On a later page of the diary we talked about London bookstores, which in my state of mind were a source of solace to me.

Vidia said they just irritated him. He said, “I go into bookstores. It’s all rubbish! They are like toy shops!”

Was anything lost, I wondered, by these afterthoughts and discoveries being missing from my book?

When I decided to write Sir Vidia’s Shadow, I realized that there was no model for it. Some books existed in which a writer described his or her friendship with an older writer, but these were always glowing accounts, in the manner of the scrupulous diarist Boswell writing his Life of Dr. Johnson, or of Johnson himself in one of his earliest efforts, writing about his drunken (and murdering) friend in The Life of Mr. Richard Savage, most of it laudatory or riddled with special pleading. Joseph Conrad, a Personal Remembrance was perhaps the closest of all to what I was attempting, for Ford Madox Ford’s account of his friendship with Conrad described a similar age difference, and Ford was young and on the make, as I had been when I first met Naipaul. But even that book was not much use to me, for I was describing the role of a friend, not an acolyte; a friend is often a member of the loyal opposition, trusted most when he is contrary. Much later, I found that what I had attempted somewhat resembled the French oddity Rameau’s Nephew (1761) by Denis Diderot.

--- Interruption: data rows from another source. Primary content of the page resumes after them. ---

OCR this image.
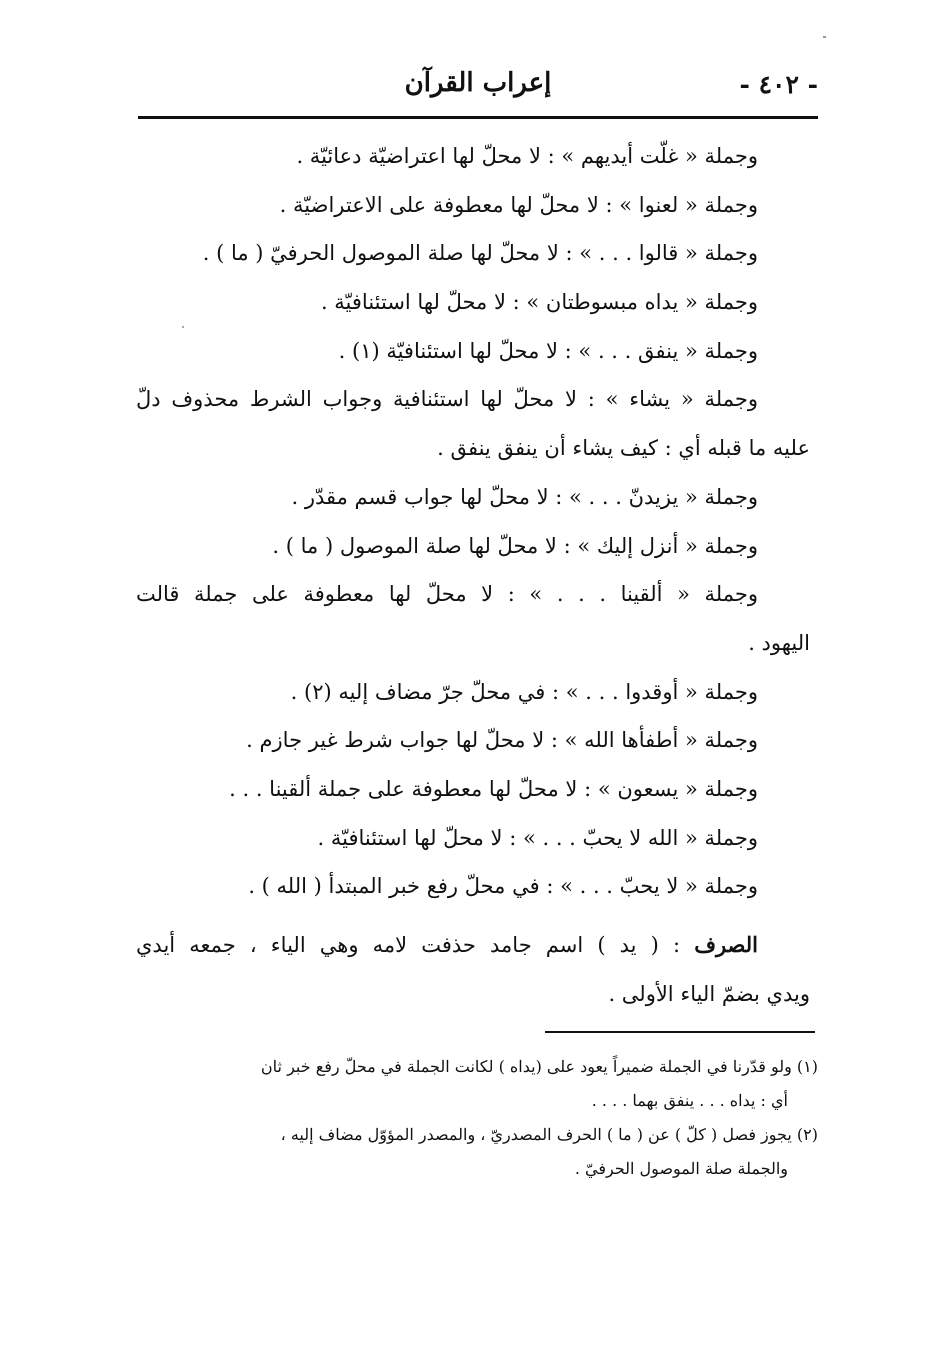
- ٤٠٢ -
إعراب القرآن
وجملة « غلّت أيديهم » : لا محلّ لها اعتراضيّة دعائيّة .
وجملة « لعنوا » : لا محلّ لها معطوفة على الاعتراضيّة .
وجملة « قالوا . . . » : لا محلّ لها صلة الموصول الحرفيّ ( ما ) .
وجملة « يداه مبسوطتان » : لا محلّ لها استئنافيّة .
وجملة « ينفق . . . » : لا محلّ لها استئنافيّة (١) .
وجملة « يشاء » : لا محلّ لها استئنافية وجواب الشرط محذوف دلّ
عليه ما قبله أي : كيف يشاء أن ينفق ينفق .
وجملة « يزيدنّ . . . » : لا محلّ لها جواب قسم مقدّر .
وجملة « أنزل إليك » : لا محلّ لها صلة الموصول ( ما ) .
وجملة « ألقينا . . . » : لا محلّ لها معطوفة على جملة قالت
اليهود .
وجملة « أوقدوا . . . » : في محلّ جرّ مضاف إليه (٢) .
وجملة « أطفأها الله » : لا محلّ لها جواب شرط غير جازم .
وجملة « يسعون » : لا محلّ لها معطوفة على جملة ألقينا . . .
وجملة « الله لا يحبّ . . . » : لا محلّ لها استئنافيّة .
وجملة « لا يحبّ . . . » : في محلّ رفع خبر المبتدأ ( الله ) .
الصرف : ( يد ) اسم جامد حذفت لامه وهي الياء ، جمعه أيدي
ويدي بضمّ الياء الأولى .
(١) ولو قدّرنا في الجملة ضميراً يعود على (يداه ) لكانت الجملة في محلّ رفع خبر ثان
أي : يداه . . . ينفق بهما . . . .
(٢) يجوز فصل ( كلّ ) عن ( ما ) الحرف المصدريّ ، والمصدر المؤوّل مضاف إليه ،
والجملة صلة الموصول الحرفيّ .
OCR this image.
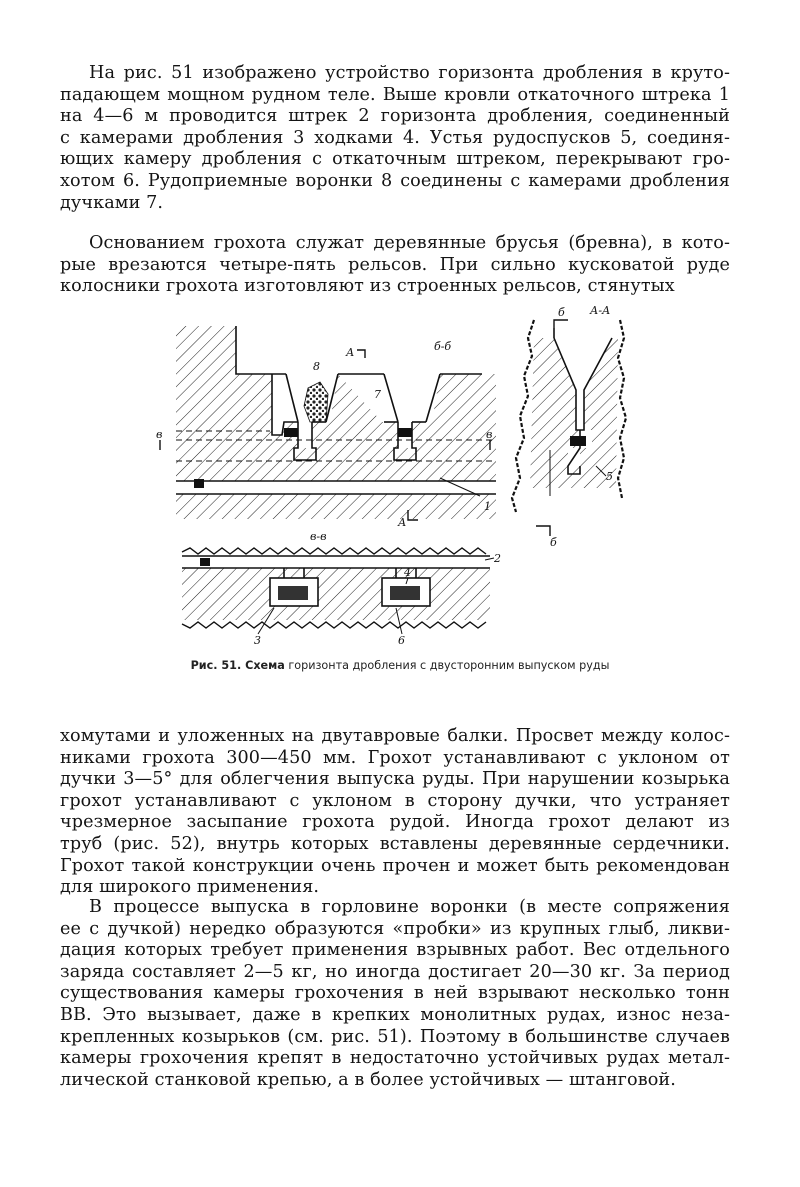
На рис. 51 изображено устройство горизонта дробления в круто-
падающем мощном рудном теле. Выше кровли откаточного штрека 1
на 4—6 м проводится штрек 2 горизонта дробления, соединенный
с камерами дробления 3 ходками 4. Устья рудоспусков 5, соединя-
ющих камеру дробления с откаточным штреком, перекрывают гро-
хотом 6. Рудоприемные воронки 8 соединены с камерами дробления
дучками 7.
Основанием грохота служат деревянные брусья (бревна), в кото-
рые врезаются четыре-пять рельсов. При сильно кусковатой руде
колосники грохота изготовляют из строенных рельсов, стянутых
хомутами и уложенных на двутавровые балки. Просвет между колос-
никами грохота 300—450 мм. Грохот устанавливают с уклоном от
дучки 3—5° для облегчения выпуска руды. При нарушении козырька
грохот устанавливают с уклоном в сторону дучки, что устраняет
чрезмерное засыпание грохота рудой. Иногда грохот делают из
труб (рис. 52), внутрь которых вставлены деревянные сердечники.
Грохот такой конструкции очень прочен и может быть рекомендован
для широкого применения.
В процессе выпуска в горловине воронки (в месте сопряжения
ее с дучкой) нередко образуются «пробки» из крупных глыб, ликви-
дация которых требует применения взрывных работ. Вес отдельного
заряда составляет 2—5 кг, но иногда достигает 20—30 кг. За период
существования камеры грохочения в ней взрывают несколько тонн
ВВ. Это вызывает, даже в крепких монолитных рудах, износ неза-
крепленных козырьков (см. рис. 51). Поэтому в большинстве случаев
камеры грохочения крепят в недостаточно устойчивых рудах метал-
лической станковой крепью, а в более устойчивых — штанговой.
б-б
А
А
в	в
8
7
1
А-А
б
б
5
в-в
2
4
3	6
Рис. 51. Схема горизонта дробления с двусторонним выпуском руды
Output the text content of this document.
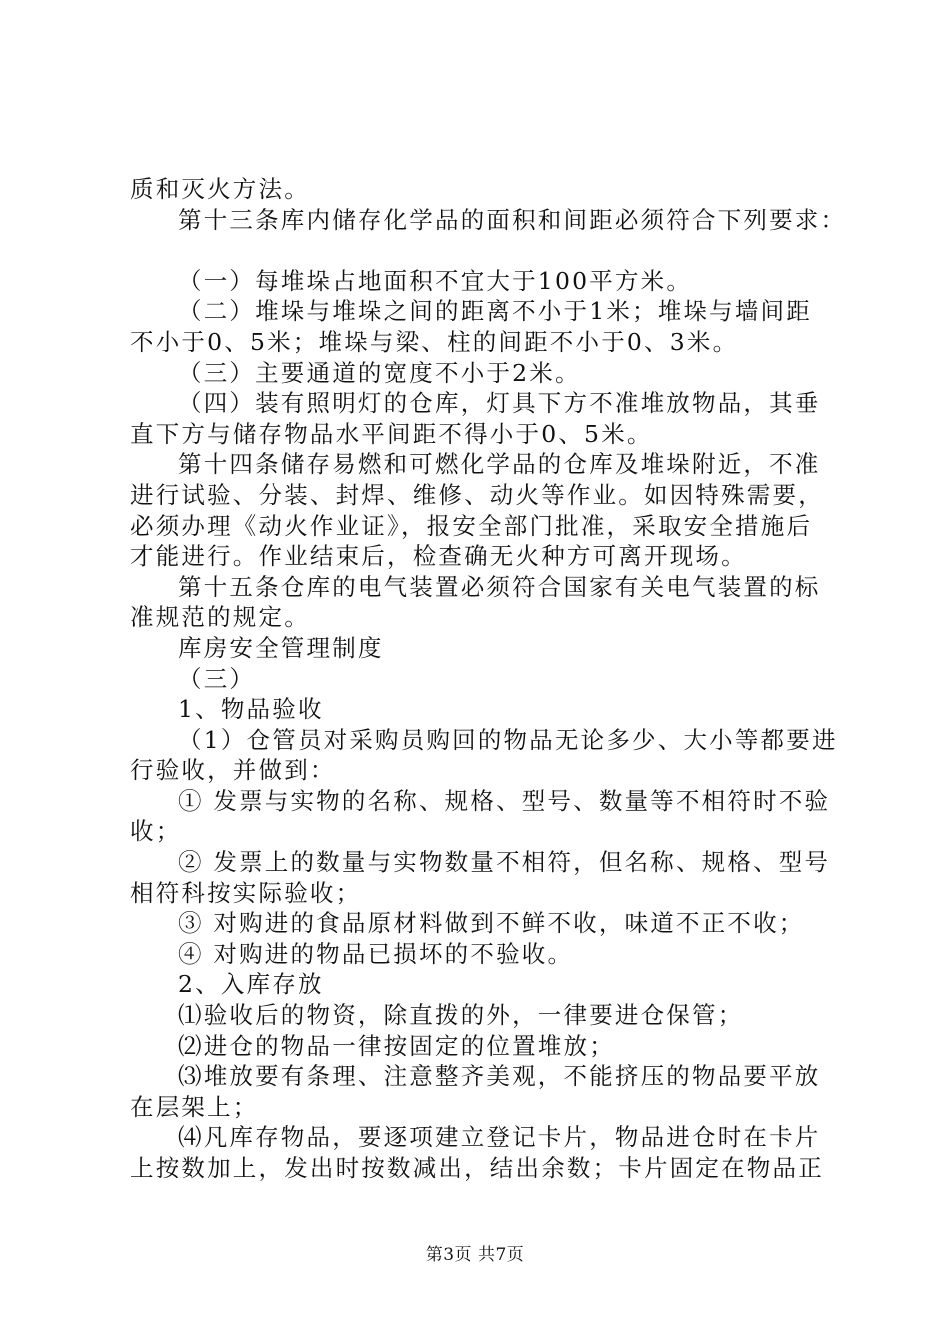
质和灭火方法。
第十三条库内储存化学品的面积和间距必须符合下列要求：
（一）每堆垛占地面积不宜大于100平方米。
（二）堆垛与堆垛之间的距离不小于1米；堆垛与墙间距
不小于0、5米；堆垛与梁、柱的间距不小于0、3米。
（三）主要通道的宽度不小于2米。
（四）装有照明灯的仓库，灯具下方不准堆放物品，其垂
直下方与储存物品水平间距不得小于0、5米。
第十四条储存易燃和可燃化学品的仓库及堆垛附近，不准
进行试验、分装、封焊、维修、动火等作业。如因特殊需要，
必须办理《动火作业证》，报安全部门批准，采取安全措施后
才能进行。作业结束后，检查确无火种方可离开现场。
第十五条仓库的电气装置必须符合国家有关电气装置的标
准规范的规定。
库房安全管理制度
（三）
1、物品验收
（1）仓管员对采购员购回的物品无论多少、大小等都要进
行验收，并做到：
① 发票与实物的名称、规格、型号、数量等不相符时不验
收；
② 发票上的数量与实物数量不相符，但名称、规格、型号
相符科按实际验收；
③ 对购进的食品原材料做到不鲜不收，味道不正不收；
④ 对购进的物品已损坏的不验收。
2、入库存放
⑴验收后的物资，除直拨的外，一律要进仓保管；
⑵进仓的物品一律按固定的位置堆放；
⑶堆放要有条理、注意整齐美观，不能挤压的物品要平放
在层架上；
⑷凡库存物品，要逐项建立登记卡片，物品进仓时在卡片
上按数加上，发出时按数减出，结出余数；卡片固定在物品正
第3页 共7页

I knew in advance that some people would misunderstand. Long before publication, my book began to appear in gossip columns, for the notion of a literary quarrel, or anything that looks like a quarrel, is like catnip to literary philistines and lazy intellects. In various newspapers journalists used the word “feud” in connection with my book. What feud? A thirty-year friendship ended suddenly, without a preamble. A feud is a protracted thing, with endless cut and thrust. The beauty of my book was in the abruptness and simplicity of the denouement. It was, in effect, a happy ending in which I was liberated to look back on three amazing decades, which I saw as “desperate, earnest and funny,” as Conrad said of his friendship with Ford.

Others, journalists, accused me of “revisionism.” How Maoist even the language of political correctness had become! Of course, I saw some events differently in my book, but that is what happens with the towering and more truthful vantage point of passing time. The word “betrayal” was also used — the juiciest of journalistic terms. But that is laughable in this regard, though it is a common observation by nonwriters and the literal-minded when they see a piece of work that is a life study. Meditating on the world and on what is most familiar is the preoccupation of writers. Sometimes that includes re-creating our nearest and dearest as subjects. It is in the nature of the profession to make our secrets public, but to give them an imaginative shape and form.

Transforming is what writers do. Only the whole truth helps us to understand the world. The best writers are the most fanatical, so the truest portrait of a writer can never be a study of virtue. The hagiographer is, ultimately, a belittler. Any book that shrinks from suggesting the enchantment of this fanaticism and invites the reader to see its subject as simple and lovable is a confidence trick. And a book has to be new or there is no point pursuing it. I saw that mine had to be a truthful creation, made from memory. All memory is inevitably incomplete, which was why the discovery of the old diary had riveted my attention. But finding that diary proved that I had never needed a diary.

When my book appeared there was no murmur from its subject. Margaret, my former friend’s former friend, interviewed in Buenos Aires by the London Evening Standard, helpfully said, “Every word of the book is true.” In that same month of publication — and for the first time ever for Vidia, who used to wince at the very mention of Christmas rituals — the Naipauls sent out Christmas cards.